December has been an exciting month for Mangiro. Not only did he earn his undergraduate degree, but he will be playing in his first career bowl game Saturday at Yankee Stadium, about 50 miles from his home in Roxbury, N.J., in the Pinstripe Bowl against Boston College.
Mangiro has been particularly proud of his ability to learn a new playbook this season for a new coach in James Franklin. He said his dyslexia would affect him when he wasn't 100 percent interested in what he was reading. The playbook, however, has his full attention.
"Football is something I really love and that I enjoy doing," he said. "Learning the playbook is something I take pride in. I consider myself a football-savvy guy. I picked up our playbook pretty quickly, and also the different positions."
The offensive line, where only one starter returned from last season, has struggled much of the season, but Mangiro has been a team guy utilizing his versatility. He has made progress since his first season on campus when he redshirted and played on the scout team against future NFL defensive tackles Devon Still and Jordan Hill.
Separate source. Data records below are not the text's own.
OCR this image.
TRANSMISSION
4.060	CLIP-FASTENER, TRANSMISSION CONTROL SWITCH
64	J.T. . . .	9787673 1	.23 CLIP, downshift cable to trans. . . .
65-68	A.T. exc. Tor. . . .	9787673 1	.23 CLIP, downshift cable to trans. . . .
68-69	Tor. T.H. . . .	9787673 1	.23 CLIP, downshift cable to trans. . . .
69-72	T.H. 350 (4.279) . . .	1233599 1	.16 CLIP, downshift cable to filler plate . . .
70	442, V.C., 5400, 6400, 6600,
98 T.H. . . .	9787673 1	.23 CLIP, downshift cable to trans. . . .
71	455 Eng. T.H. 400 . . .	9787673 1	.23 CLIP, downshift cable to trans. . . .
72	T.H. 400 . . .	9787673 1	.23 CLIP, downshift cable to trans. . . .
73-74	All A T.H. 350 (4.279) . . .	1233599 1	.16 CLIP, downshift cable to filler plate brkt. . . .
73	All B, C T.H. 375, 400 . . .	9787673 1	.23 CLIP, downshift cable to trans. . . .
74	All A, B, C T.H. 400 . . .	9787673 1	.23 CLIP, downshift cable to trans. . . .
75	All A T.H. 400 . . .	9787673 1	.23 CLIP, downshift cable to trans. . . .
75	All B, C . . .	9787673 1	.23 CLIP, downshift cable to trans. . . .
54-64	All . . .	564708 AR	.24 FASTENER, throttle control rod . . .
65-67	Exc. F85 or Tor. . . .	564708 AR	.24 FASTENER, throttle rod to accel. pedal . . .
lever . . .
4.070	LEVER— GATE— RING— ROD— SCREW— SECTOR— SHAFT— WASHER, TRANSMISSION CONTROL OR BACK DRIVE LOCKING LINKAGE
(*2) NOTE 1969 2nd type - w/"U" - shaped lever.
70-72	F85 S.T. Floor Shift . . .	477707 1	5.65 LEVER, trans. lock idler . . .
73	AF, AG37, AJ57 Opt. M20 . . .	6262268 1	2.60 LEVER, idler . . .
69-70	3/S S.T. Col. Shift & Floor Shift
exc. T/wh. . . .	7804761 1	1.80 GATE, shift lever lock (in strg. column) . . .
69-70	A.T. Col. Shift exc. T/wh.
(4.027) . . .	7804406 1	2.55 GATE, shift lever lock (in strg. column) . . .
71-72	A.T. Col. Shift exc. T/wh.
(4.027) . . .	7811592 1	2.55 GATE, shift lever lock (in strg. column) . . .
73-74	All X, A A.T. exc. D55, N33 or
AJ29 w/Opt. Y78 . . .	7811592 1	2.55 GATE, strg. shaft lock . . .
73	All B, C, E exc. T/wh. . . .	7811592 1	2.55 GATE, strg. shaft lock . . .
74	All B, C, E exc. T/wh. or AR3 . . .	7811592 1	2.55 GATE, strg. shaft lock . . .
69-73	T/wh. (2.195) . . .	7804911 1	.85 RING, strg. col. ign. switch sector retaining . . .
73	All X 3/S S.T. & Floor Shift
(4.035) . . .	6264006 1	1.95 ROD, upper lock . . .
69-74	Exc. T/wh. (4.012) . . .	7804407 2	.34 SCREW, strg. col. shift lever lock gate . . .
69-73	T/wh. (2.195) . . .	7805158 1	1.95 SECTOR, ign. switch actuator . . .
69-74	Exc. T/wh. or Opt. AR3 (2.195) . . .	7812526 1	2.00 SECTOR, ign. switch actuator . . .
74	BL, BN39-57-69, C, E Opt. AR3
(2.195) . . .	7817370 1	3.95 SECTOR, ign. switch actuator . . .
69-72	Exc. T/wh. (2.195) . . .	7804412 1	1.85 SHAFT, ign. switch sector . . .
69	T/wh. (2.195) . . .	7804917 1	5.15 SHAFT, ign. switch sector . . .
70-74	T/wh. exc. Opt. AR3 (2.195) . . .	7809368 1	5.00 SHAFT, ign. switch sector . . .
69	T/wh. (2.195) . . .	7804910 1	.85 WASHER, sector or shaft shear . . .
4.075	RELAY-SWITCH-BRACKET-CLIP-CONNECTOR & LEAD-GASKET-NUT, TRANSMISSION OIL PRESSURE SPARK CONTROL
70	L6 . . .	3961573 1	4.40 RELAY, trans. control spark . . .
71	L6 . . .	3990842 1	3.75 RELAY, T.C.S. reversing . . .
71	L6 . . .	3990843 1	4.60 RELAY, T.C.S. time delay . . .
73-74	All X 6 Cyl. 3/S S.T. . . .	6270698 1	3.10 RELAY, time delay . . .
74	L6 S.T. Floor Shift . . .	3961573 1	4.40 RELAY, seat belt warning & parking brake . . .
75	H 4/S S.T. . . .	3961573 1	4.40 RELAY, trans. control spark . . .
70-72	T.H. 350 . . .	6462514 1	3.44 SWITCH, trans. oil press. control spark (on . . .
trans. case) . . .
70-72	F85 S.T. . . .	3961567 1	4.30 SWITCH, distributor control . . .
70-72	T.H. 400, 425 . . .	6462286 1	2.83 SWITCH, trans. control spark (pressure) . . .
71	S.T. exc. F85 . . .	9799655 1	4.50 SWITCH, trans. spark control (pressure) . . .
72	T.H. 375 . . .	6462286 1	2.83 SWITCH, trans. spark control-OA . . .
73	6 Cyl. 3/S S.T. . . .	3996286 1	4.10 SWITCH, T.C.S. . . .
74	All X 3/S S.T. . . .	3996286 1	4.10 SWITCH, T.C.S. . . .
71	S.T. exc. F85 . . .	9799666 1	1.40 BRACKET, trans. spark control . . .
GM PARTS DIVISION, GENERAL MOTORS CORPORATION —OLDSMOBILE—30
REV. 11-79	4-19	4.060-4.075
This season, as one of the older members of the line, he has tried to stay consistent.
"I just went to work every day," Mangiro said. "That's kind of my personality - work hard, lead by example. I definitely got more vocal this year. I have great teammates, and those guys worked hard together. We got after it during practice and we learned a lot and grew up. We've still got more growing up to do."
The Lions have one more game this season, and Mangiro couldn't be more thrilled that he'll play it in Yankee Stadium. He is a diehard Yankees fan, having grown up a devoted follower of Derek Jeter, Andy Pettitte, Jorge Posada, and Mariano Rivera.
"Those were my guys," he said. "So I'm extremely excited to be able to play on the same field that those guys played on. It's going to be special."